E’ stato uno degli autori molisani più importanti del Novecento. Giose Rimanelli, nato a Casacalenda nel 1925 e scomparso all’inizio di quest’anno negli Stati Uniti a 92 anni, ha firmato con Mondadori, tra i tanti, il romanzo di successo “Tiro al piccione” (1953) sui reduci della Repubblica di Salò, da cui è stato tratto il film omonimo per la regia di Giuliano Montaldo.

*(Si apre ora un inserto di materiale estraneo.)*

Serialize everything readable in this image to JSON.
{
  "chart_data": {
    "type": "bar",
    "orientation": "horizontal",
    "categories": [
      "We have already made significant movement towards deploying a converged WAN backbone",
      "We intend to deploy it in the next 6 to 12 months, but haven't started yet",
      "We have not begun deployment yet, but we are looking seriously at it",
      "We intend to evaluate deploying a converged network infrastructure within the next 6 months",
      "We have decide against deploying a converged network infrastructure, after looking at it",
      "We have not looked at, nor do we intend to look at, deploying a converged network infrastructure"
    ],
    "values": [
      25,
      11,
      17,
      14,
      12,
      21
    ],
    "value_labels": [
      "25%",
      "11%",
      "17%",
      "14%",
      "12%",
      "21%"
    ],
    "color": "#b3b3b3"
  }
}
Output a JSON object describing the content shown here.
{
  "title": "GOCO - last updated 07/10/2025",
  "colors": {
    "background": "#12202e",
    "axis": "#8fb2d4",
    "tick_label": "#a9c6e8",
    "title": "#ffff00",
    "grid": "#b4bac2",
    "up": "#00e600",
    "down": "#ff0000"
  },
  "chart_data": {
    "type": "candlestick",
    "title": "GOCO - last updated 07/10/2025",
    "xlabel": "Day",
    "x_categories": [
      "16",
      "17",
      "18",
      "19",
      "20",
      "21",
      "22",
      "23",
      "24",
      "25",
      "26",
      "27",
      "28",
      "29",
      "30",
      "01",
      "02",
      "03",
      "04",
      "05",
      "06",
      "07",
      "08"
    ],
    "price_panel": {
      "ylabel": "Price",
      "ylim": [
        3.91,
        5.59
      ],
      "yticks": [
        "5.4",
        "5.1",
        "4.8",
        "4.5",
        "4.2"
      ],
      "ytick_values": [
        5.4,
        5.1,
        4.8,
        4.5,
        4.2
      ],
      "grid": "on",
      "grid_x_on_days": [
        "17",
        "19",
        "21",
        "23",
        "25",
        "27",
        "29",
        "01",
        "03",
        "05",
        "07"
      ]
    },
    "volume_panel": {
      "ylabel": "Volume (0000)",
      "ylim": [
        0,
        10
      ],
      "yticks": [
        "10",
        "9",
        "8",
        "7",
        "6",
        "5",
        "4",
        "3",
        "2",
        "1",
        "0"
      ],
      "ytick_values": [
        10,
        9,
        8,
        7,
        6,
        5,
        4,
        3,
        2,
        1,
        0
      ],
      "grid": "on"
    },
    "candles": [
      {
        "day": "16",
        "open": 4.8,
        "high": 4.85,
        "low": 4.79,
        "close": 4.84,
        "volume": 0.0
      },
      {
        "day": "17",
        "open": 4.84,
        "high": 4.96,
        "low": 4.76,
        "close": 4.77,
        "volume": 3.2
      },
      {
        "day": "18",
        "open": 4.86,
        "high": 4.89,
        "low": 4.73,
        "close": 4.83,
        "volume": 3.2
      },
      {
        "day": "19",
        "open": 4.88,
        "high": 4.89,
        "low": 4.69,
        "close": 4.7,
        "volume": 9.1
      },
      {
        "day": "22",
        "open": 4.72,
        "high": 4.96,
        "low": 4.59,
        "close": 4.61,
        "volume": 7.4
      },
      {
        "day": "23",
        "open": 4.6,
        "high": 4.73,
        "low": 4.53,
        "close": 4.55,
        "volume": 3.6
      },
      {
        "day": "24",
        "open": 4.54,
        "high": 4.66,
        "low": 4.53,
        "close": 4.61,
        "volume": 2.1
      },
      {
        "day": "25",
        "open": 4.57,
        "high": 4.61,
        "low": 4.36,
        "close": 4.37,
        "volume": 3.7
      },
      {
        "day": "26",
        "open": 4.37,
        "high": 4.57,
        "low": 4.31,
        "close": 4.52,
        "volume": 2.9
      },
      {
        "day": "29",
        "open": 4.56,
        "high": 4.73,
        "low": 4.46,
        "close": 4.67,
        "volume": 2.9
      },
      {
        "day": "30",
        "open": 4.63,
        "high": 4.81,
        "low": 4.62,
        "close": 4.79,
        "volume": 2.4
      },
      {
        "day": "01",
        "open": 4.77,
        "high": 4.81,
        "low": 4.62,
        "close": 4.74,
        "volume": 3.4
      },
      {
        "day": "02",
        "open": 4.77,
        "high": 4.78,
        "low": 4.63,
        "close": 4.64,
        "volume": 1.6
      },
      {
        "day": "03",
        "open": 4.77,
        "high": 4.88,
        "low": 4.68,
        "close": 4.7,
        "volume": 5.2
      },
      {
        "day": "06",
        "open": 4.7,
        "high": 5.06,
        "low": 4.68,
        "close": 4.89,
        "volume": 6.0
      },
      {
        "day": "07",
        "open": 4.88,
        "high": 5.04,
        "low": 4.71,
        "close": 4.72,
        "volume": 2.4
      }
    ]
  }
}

A distanza di pochi giorni dal convegno svoltosi a Campobasso, è ora la Capitale a rendere omaggio allo scrittore che ha vissuto cinquantasei anni negli Usa, dove ha insegnato Italiano e Letteratura comparata in varie università, da New York a Yale, dalla British Columbia all’Ucla.
“Sconosciuto ai più in Italia, Rimanelli è stato invece un importante autore della nostra letteratura, emigrato negli Stati Uniti dal 1960, dopo un linciaggio morale dell’intellighenzia nostrana – ha ricordato nei giorni scorsi sul quotidiano “Il Foglio” il professor Giovanni Maddalena dell’Università del Molise, che ne ha ripercorso le tormentate tappe biografiche, dall’arruolamento controvoglia con la milizia dei repubblichini alla prigionia da parte degli americani, dal ritorno in Molise fino alle posizioni fortemente critiche nei confronti della letteratura da salotto e da premi letterari, non risparmiando critiche a Bassani, Falqui, Moravia e Pasolini. Emblema di questa periodo è il libro significativamente intitolato “Il mestiere del furbo” del 1959, panorama della narrativa italiana contemporanea edita da Sugar. “Il brillante ragazzo viene bandito per sempre dall’empireo della cultura italiana – racconta ancora Maddalena. Eppure aveva già firmato, sempre per Mondadori, altri tre romanzi di successo, “Peccato originale” del 1954, “Biglietto di terza” del 1958 e “Una posizione sociale” del 1959.
Emigrerà negli Stati Uniti, dove vivrà lungamente a Lowell (Massachussetts) con la moglie Sheryl Lynn Postman e promuoverà gli Italian Cultural Studies, corsi sulla cultura italiana nel suo insieme interdisciplinare. Negli States conoscerà quelle soddisfazioni che non avrà in Italia: il suo primo romanzo in inglese, “Benedetta in Guysterland” (Guernica Press), ha vinto il prestigioso premio American Book Awards.
Tra le passioni della sua vita resterà il distante Molise, intimo e universale, presente in molti scritti anche nel lungo periodo americano, inteso come “punto di riferimento di una inesausta recherche autobiografica”, come evidenzia Sebastiano Martelli. Ma Rimanelli è stato anche un appassionato cultore di jazz e di blues, nonché amico degli scrittori più rappresentativi della Beat generation, come già lo era stato anni prima, a Parigi, di Boris Vian.
L’evento romano, che si svolgerà lunedì 17 dicembre dalle ore 17 presso il Centro Studi Americani di via Caetani 32, presso piazza Venezia, è organizzato dalla critica Anna Maria Milone e promosso dall’Università degli studi del Molise e dall’associazione Forche Caudine.
Un’occasione culturale rara perché saranno riuniti a Roma alcuni tra i più noti critici e amici di lungo corso di Rimanelli. “L’incontro – come spiega la professoressa Milone – sarà un momento per presentare questa figura di autore molisano che ha avuto una forte importanza negli Stati Uniti, testimoniata dagli studi dei docenti che interverranno, e che in Italia inizia ad avere una giusta attenzione grazie all’impegno di alcuni dei ricercatori presenti, ma anche grazie all’interesse che l’Università del Molise ha dimostrato, volendo il convegno internazionale nella sede di Campobasso gli scorsi 5-6 dicembre”.
“Con Rimanelli abbiamo tenuto una costante e affabile corrispondenza – ricorda Giampiero Castellotti, presidente di “Forche Caudine” – apprezzando sempre il suo profondo e proficuamente critico legame con la terra di nascita”.
All’appuntamento romano l’ingresso è libero.